La diversification des cultures peut offrir une sécurité supplémentaire, en réduisant le risque lié à la monoculture d’agrumes. La recherche de nouveaux marchés, notamment à l’exportation vers des pays où la demande est forte et les prix plus rémunérateurs, est une autre stratégie. Enfin, le renforcement des coopératives et des organisations de producteurs, comme Intercitrus, permet de mutualiser les moyens, de négocier de meilleurs prix d’achat et de vente, et de porter collectivement les revendications auprès des pouvoirs publics. Pour des informations sur les pratiques agricoles en Tunisie, par exemple, le Ministère de l’Agriculture tunisien propose des données pertinentes.
FAQ sur la crise actuelle
Pourquoi le prix des agrumes peut-il varier autant ?
Les prix des agrumes sont influencés par de nombreux facteurs : la loi de l’offre et de la demande, la qualité de la récolte (souvent affectée par la météo), les coûts de production (intrants, main-d’œuvre), les coûts de transport, les taxes et droits de douane, ainsi que les politiques commerciales internationales.

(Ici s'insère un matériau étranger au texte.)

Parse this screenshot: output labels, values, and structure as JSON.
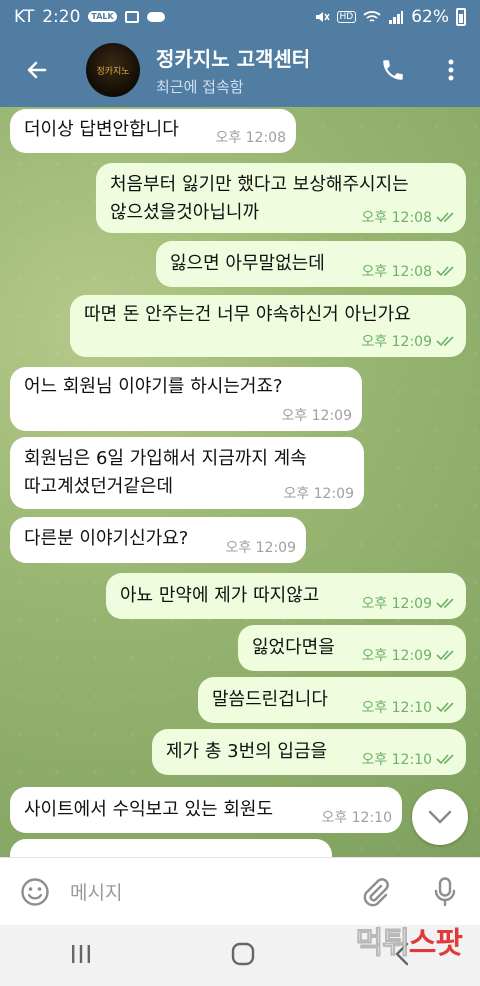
{
  "status": {
    "carrier": "KT",
    "time": "2:20",
    "talk_badge": "TALK",
    "battery": "62%"
  },
  "header": {
    "title": "정카지노 고객센터",
    "subtitle": "최근에 접속함",
    "avatar_text": "정카지노"
  },
  "messages": [
    {
      "text": "더이상 답변안합니다",
      "time": "오후 12:08"
    },
    {
      "text": "처음부터 잃기만 했다고 보상해주시지는\n않으셨을것아닙니까",
      "time": "오후 12:08"
    },
    {
      "text": "잃으면 아무말없는데",
      "time": "오후 12:08"
    },
    {
      "text": "따면 돈 안주는건 너무 야속하신거 아닌가요",
      "time": "오후 12:09"
    },
    {
      "text": "어느 회원님 이야기를 하시는거죠?",
      "time": "오후 12:09"
    },
    {
      "text": "회원님은 6일 가입해서 지금까지 계속\n따고계셨던거같은데",
      "time": "오후 12:09"
    },
    {
      "text": "다른분 이야기신가요?",
      "time": "오후 12:09"
    },
    {
      "text": "아뇨 만약에 제가 따지않고",
      "time": "오후 12:09"
    },
    {
      "text": "잃었다면을",
      "time": "오후 12:09"
    },
    {
      "text": "말씀드린겁니다",
      "time": "오후 12:10"
    },
    {
      "text": "제가 총 3번의 입금을",
      "time": "오후 12:10"
    },
    {
      "text": "사이트에서 수익보고 있는 회원도",
      "time": "오후 12:10"
    },
    {
      "text": ""
    }
  ],
  "input": {
    "placeholder": "메시지"
  },
  "watermark": {
    "part1": "먹튀",
    "part2": "스팟"
  },
  "colors": {
    "header": "#517da2",
    "bubble_in": "#ffffff",
    "bubble_out": "#effdde",
    "check": "#6fb06a"
  }
}
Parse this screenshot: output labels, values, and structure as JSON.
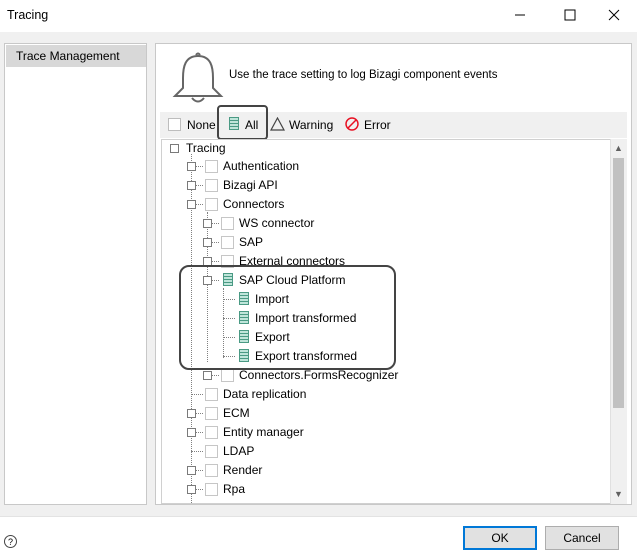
{
  "window": {
    "title": "Tracing"
  },
  "sidebar": {
    "items": [
      {
        "label": "Trace Management",
        "selected": true
      }
    ]
  },
  "main": {
    "description": "Use the trace setting to log Bizagi component events",
    "header_icon": "bell-icon",
    "filters": [
      {
        "label": "None",
        "icon": "empty-checkbox-icon"
      },
      {
        "label": "All",
        "icon": "all-level-icon",
        "highlighted": true
      },
      {
        "label": "Warning",
        "icon": "warning-triangle-icon"
      },
      {
        "label": "Error",
        "icon": "error-circle-icon",
        "color": "#e81123"
      }
    ]
  },
  "tree": {
    "root": "Tracing",
    "items": {
      "authentication": "Authentication",
      "bizagi_api": "Bizagi API",
      "connectors": "Connectors",
      "ws_connector": "WS connector",
      "sap": "SAP",
      "external_connectors": "External connectors",
      "sap_cloud_platform": "SAP Cloud Platform",
      "import": "Import",
      "import_transformed": "Import transformed",
      "export": "Export",
      "export_transformed": "Export transformed",
      "connectors_forms_recognizer": "Connectors.FormsRecognizer",
      "data_replication": "Data replication",
      "ecm": "ECM",
      "entity_manager": "Entity manager",
      "ldap": "LDAP",
      "render": "Render",
      "rpa": "Rpa"
    }
  },
  "buttons": {
    "ok": "OK",
    "cancel": "Cancel"
  },
  "help_icon": "help-icon",
  "colors": {
    "accent": "#0078d7",
    "all_level": "#4a9a84",
    "error": "#e81123"
  }
}
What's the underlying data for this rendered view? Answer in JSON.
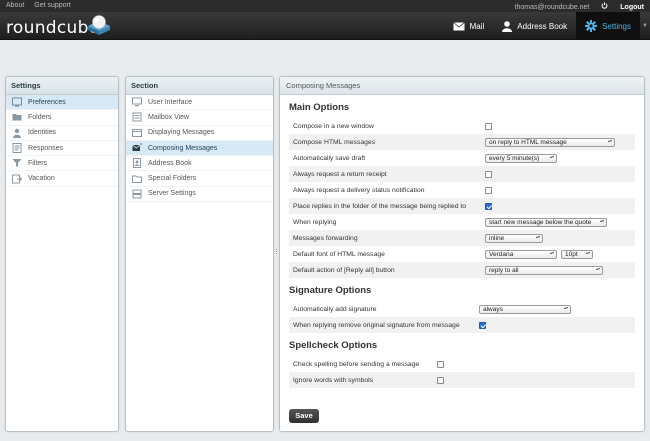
{
  "topbar": {
    "about": "About",
    "support": "Get support",
    "user": "thomas@roundcube.net",
    "logout": "Logout"
  },
  "header": {
    "logo_text": "roundcube",
    "nav": {
      "mail": "Mail",
      "addressbook": "Address Book",
      "settings": "Settings"
    }
  },
  "settings_panel": {
    "title": "Settings",
    "items": [
      {
        "label": "Preferences",
        "icon": "preferences-icon"
      },
      {
        "label": "Folders",
        "icon": "folder-icon"
      },
      {
        "label": "Identities",
        "icon": "identities-icon"
      },
      {
        "label": "Responses",
        "icon": "responses-icon"
      },
      {
        "label": "Filters",
        "icon": "filter-icon"
      },
      {
        "label": "Vacation",
        "icon": "vacation-icon"
      }
    ]
  },
  "section_panel": {
    "title": "Section",
    "items": [
      {
        "label": "User Interface",
        "icon": "monitor-icon"
      },
      {
        "label": "Mailbox View",
        "icon": "mailbox-icon"
      },
      {
        "label": "Displaying Messages",
        "icon": "display-icon"
      },
      {
        "label": "Composing Messages",
        "icon": "compose-icon"
      },
      {
        "label": "Address Book",
        "icon": "addressbook-icon"
      },
      {
        "label": "Special Folders",
        "icon": "special-folders-icon"
      },
      {
        "label": "Server Settings",
        "icon": "server-icon"
      }
    ]
  },
  "content": {
    "title": "Composing Messages",
    "main_options": {
      "legend": "Main Options",
      "rows": [
        {
          "label": "Compose in a new window",
          "checked": false
        },
        {
          "label": "Compose HTML messages",
          "select": "on reply to HTML message"
        },
        {
          "label": "Automatically save draft",
          "select": "every 5 minute(s)"
        },
        {
          "label": "Always request a return receipt",
          "checked": false
        },
        {
          "label": "Always request a delivery status notification",
          "checked": false
        },
        {
          "label": "Place replies in the folder of the message being replied to",
          "checked": true
        },
        {
          "label": "When replying",
          "select": "start new message below the quote"
        },
        {
          "label": "Messages forwarding",
          "select": "inline"
        },
        {
          "label": "Default font of HTML message",
          "select": "Verdana",
          "select2": "10pt"
        },
        {
          "label": "Default action of [Reply all] button",
          "select": "reply to all"
        }
      ]
    },
    "signature_options": {
      "legend": "Signature Options",
      "rows": [
        {
          "label": "Automatically add signature",
          "select": "always"
        },
        {
          "label": "When replying remove original signature from message",
          "checked": true
        }
      ]
    },
    "spellcheck_options": {
      "legend": "Spellcheck Options",
      "rows": [
        {
          "label": "Check spelling before sending a message",
          "checked": false
        },
        {
          "label": "Ignore words with symbols",
          "checked": false
        }
      ]
    },
    "save_label": "Save"
  },
  "colors": {
    "accent": "#4fb3e8",
    "selected_row": "#d6e9f5",
    "header_bg": "#2a2a2a",
    "checkbox_checked": "#2d6fd4"
  }
}
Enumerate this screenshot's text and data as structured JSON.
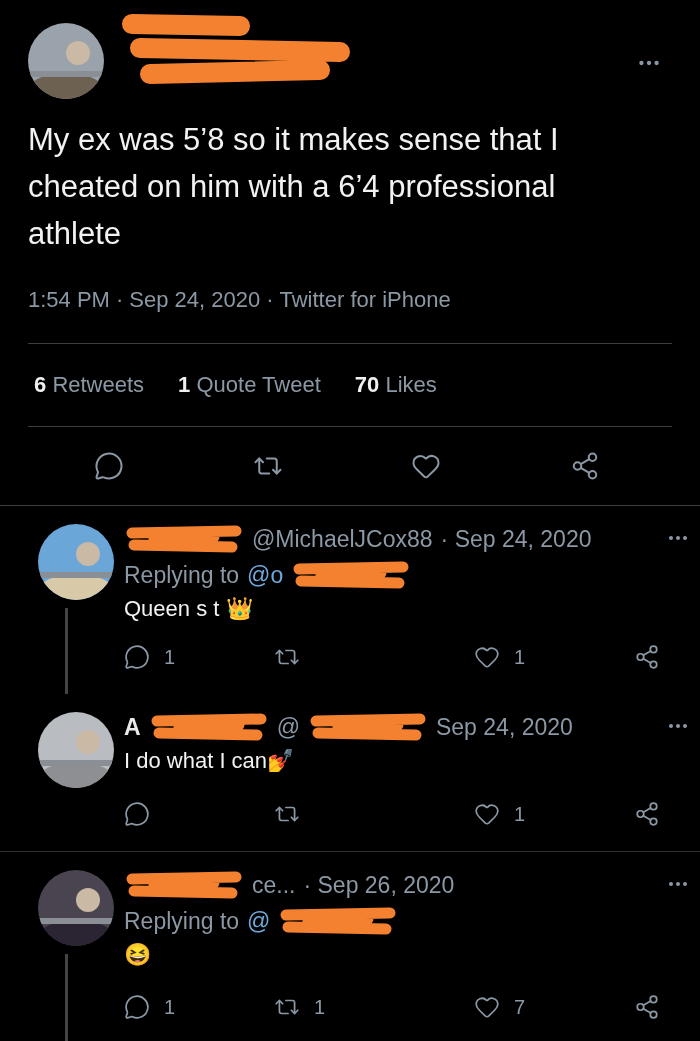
{
  "tweet": {
    "text": "My ex was 5’8 so it makes sense that I cheated on him with a 6’4 professional athlete",
    "meta": [
      "1:54 PM",
      "·",
      "Sep 24, 2020",
      "·",
      "Twitter for iPhone"
    ],
    "stats": [
      {
        "count": "6",
        "label": "Retweets"
      },
      {
        "count": "1",
        "label": "Quote Tweet"
      },
      {
        "count": "70",
        "label": "Likes"
      }
    ]
  },
  "replies": [
    {
      "header": [
        {
          "kind": "redaction"
        },
        {
          "kind": "handle",
          "text": "@MichaelJCox88"
        },
        {
          "kind": "date",
          "text": "· Sep 24, 2020"
        }
      ],
      "replying": [
        {
          "kind": "label",
          "text": "Replying to"
        },
        {
          "kind": "mention",
          "text": "@o"
        },
        {
          "kind": "redaction"
        }
      ],
      "text": "Queen s  t 👑",
      "reply_count": "1",
      "like_count": "1",
      "thread_line": true
    },
    {
      "header": [
        {
          "kind": "name",
          "text": "A"
        },
        {
          "kind": "redaction"
        },
        {
          "kind": "handle",
          "text": "@"
        },
        {
          "kind": "redaction"
        },
        {
          "kind": "date",
          "text": "Sep 24, 2020"
        }
      ],
      "text": "I do what I can💅",
      "like_count": "1",
      "thread_line": false
    },
    {
      "header": [
        {
          "kind": "redaction"
        },
        {
          "kind": "handle",
          "text": "ce..."
        },
        {
          "kind": "date",
          "text": "· Sep 26, 2020"
        }
      ],
      "replying": [
        {
          "kind": "label",
          "text": "Replying to"
        },
        {
          "kind": "mention",
          "text": "@"
        },
        {
          "kind": "redaction"
        }
      ],
      "text": "😆",
      "reply_count": "1",
      "retweet_count": "1",
      "like_count": "7",
      "thread_line": true
    }
  ]
}
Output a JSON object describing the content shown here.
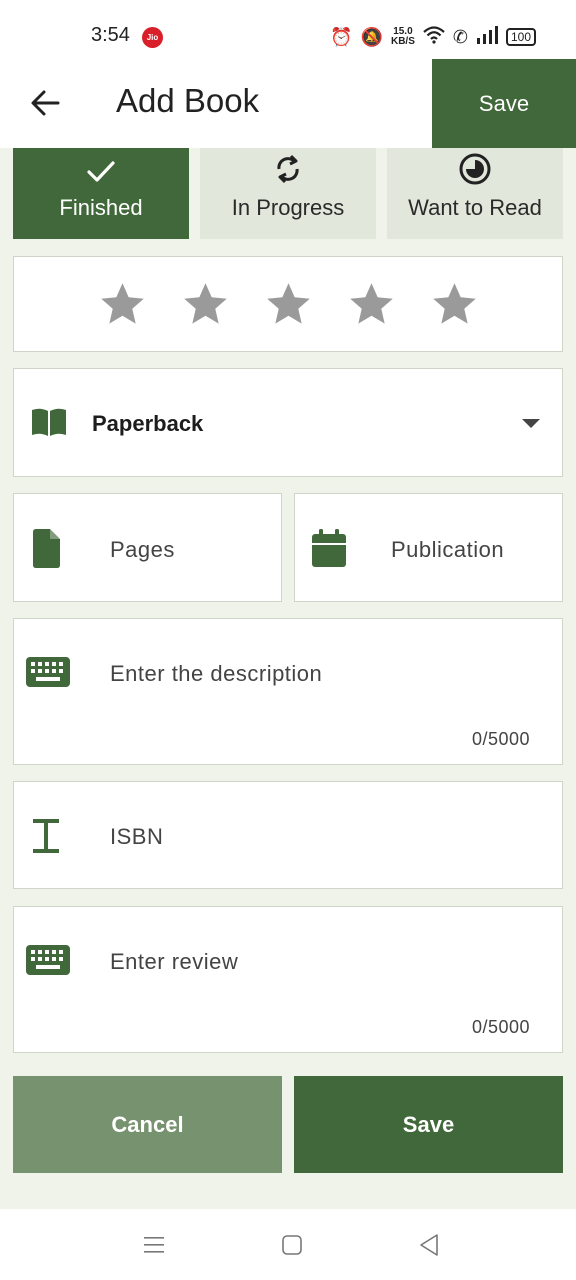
{
  "status_bar": {
    "time": "3:54",
    "carrier_badge": "Jio",
    "speed_value": "15.0",
    "speed_unit": "KB/S",
    "battery": "100"
  },
  "app_bar": {
    "title": "Add Book",
    "save_label": "Save",
    "back_icon": "arrow-left-icon"
  },
  "reading_status": {
    "selected": "Finished",
    "options": [
      {
        "label": "Finished",
        "icon": "check-icon"
      },
      {
        "label": "In Progress",
        "icon": "refresh-icon"
      },
      {
        "label": "Want to Read",
        "icon": "half-circle-icon"
      }
    ]
  },
  "rating": {
    "stars_total": 5,
    "stars_filled": 0,
    "star_color": "#9a9a9a"
  },
  "format": {
    "selected": "Paperback",
    "icon": "open-book-icon"
  },
  "pages": {
    "placeholder": "Pages",
    "icon": "file-icon"
  },
  "publication": {
    "placeholder": "Publication",
    "icon": "calendar-icon"
  },
  "description": {
    "placeholder": "Enter the description",
    "counter": "0/5000",
    "icon": "keyboard-icon"
  },
  "isbn": {
    "placeholder": "ISBN",
    "icon": "text-cursor-icon"
  },
  "review": {
    "placeholder": "Enter review",
    "counter": "0/5000",
    "icon": "keyboard-icon"
  },
  "actions": {
    "cancel_label": "Cancel",
    "save_label": "Save"
  },
  "colors": {
    "primary": "#41683a",
    "primary_light": "#77926f",
    "segment_bg": "#e2e7dc",
    "page_bg": "#f0f3ea"
  }
}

Les importations agrumes à bas coût peuvent également exercer une pression à la baisse sur les prix.
Quel est l’impact des parasites sur les importations d’agrumes ?
Les parasites et les maladies peuvent entraîner des pertes importantes de récoltes, une baisse de la qualité des fruits et, dans les cas les plus graves, rendre les produits impropres à la consommation. La propagation de ces agents pathogènes via les importations agrumes non traitées représente un risque majeur pour les productions locales et la biodiversité. C’est pourquoi les contrôles phytosanitaires et les traitements comme le froid sont cruciaux.
Que signifie “traitement par le froid” pour les importations d’agrumes ?
Le traitement par le froid consiste à soumettre les fruits à des températures basses pendant une durée déterminée afin d’éliminer ou d’empêcher le développement de certains insectes et parasites, comme le faux carpocapse. Cette méthode est considérée comme une solution efficace et respectueuse de l’environnement pour garantir la sécurité phytosanitaire des importations agrumes.
Comment les consommateurs peuvent-ils soutenir les producteurs locaux ?
Les consommateurs peuvent soutenir les producteurs locaux en privilégiant l’achat de fruits et légumes de saison provenant de leur région, en se renseignant sur l’origine des produits, et en soutenant les initiatives de vente directe ou les marchés de producteurs. Informer vous sur les actualités du secteur agricole sur HortiTecNews peut également vous aider à mieux comprendre les enjeux.